Which brings us to January 5th, the Twelfth Day. But then there's the Epiphany...which doesn't mean I've just had a sudden realization, it means we usually do some final Christmas rituals on January 6, the Epiphany, the celebration of the manifestation of God on earth, to seal off the holy days. That's likely to include one last movie before I put the holiday DVD box on that shelf in the corner of the basement, where it must go untouched until the day after Thanksgiving. Nicky's likely to push for The Nightmare Before Christmas or How the Grinch Stole Christmas (the Chuck Jones version, of course), but I feel like wallowing a little longer in old Hollywood. My two candidates are:


Miracle on 34th Street
Yeah, it gets a bit tiresome with repeated viewings, but I'll always have a fascination for the era of American holidays shaped around the Macy's parade, department store Santas, New York bustle, and moanings about the commercialization of Christmas when people actually seemed to care (before that itself became just another Yuletide custom).

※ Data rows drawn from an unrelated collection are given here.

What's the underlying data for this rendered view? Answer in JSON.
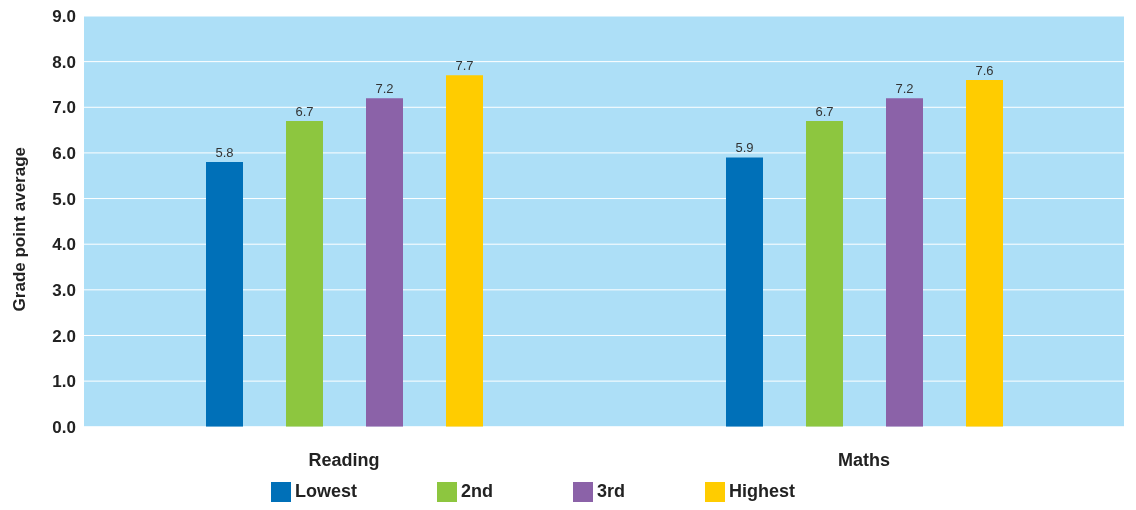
{
  "chart_data": {
    "type": "bar",
    "ylabel": "Grade point average",
    "categories": [
      "Reading",
      "Maths"
    ],
    "series": [
      {
        "name": "Lowest",
        "color": "#0070b8",
        "values": [
          5.8,
          5.9
        ]
      },
      {
        "name": "2nd",
        "color": "#8dc63f",
        "values": [
          6.7,
          6.7
        ]
      },
      {
        "name": "3rd",
        "color": "#8b62a8",
        "values": [
          7.2,
          7.2
        ]
      },
      {
        "name": "Highest",
        "color": "#ffcc00",
        "values": [
          7.7,
          7.6
        ]
      }
    ],
    "ylim": [
      0,
      9
    ],
    "yticks": [
      {
        "value": 0,
        "label": "0.0"
      },
      {
        "value": 1,
        "label": "1.0"
      },
      {
        "value": 2,
        "label": "2.0"
      },
      {
        "value": 3,
        "label": "3.0"
      },
      {
        "value": 4,
        "label": "4.0"
      },
      {
        "value": 5,
        "label": "5.0"
      },
      {
        "value": 6,
        "label": "6.0"
      },
      {
        "value": 7,
        "label": "7.0"
      },
      {
        "value": 8,
        "label": "8.0"
      },
      {
        "value": 9,
        "label": "9.0"
      }
    ],
    "grid": "y",
    "legend": "bottom",
    "data_labels": true
  }
}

That era was still alive when I was a kid, or at least it seemed to be everyone's assumption of how the season should be, although I saw a mostly diluted and suburban-mallified version. Nicky seems to find it all interesting too, as exotica, probably the way I like movies from before 1920. And, of course, Natalie Wood is endearing, slightly troubling, and unfailingly compelling.


Holiday Affair
Not a great movie, but sweet. And Mitchum for Christmas? What could be more weirdly perfect?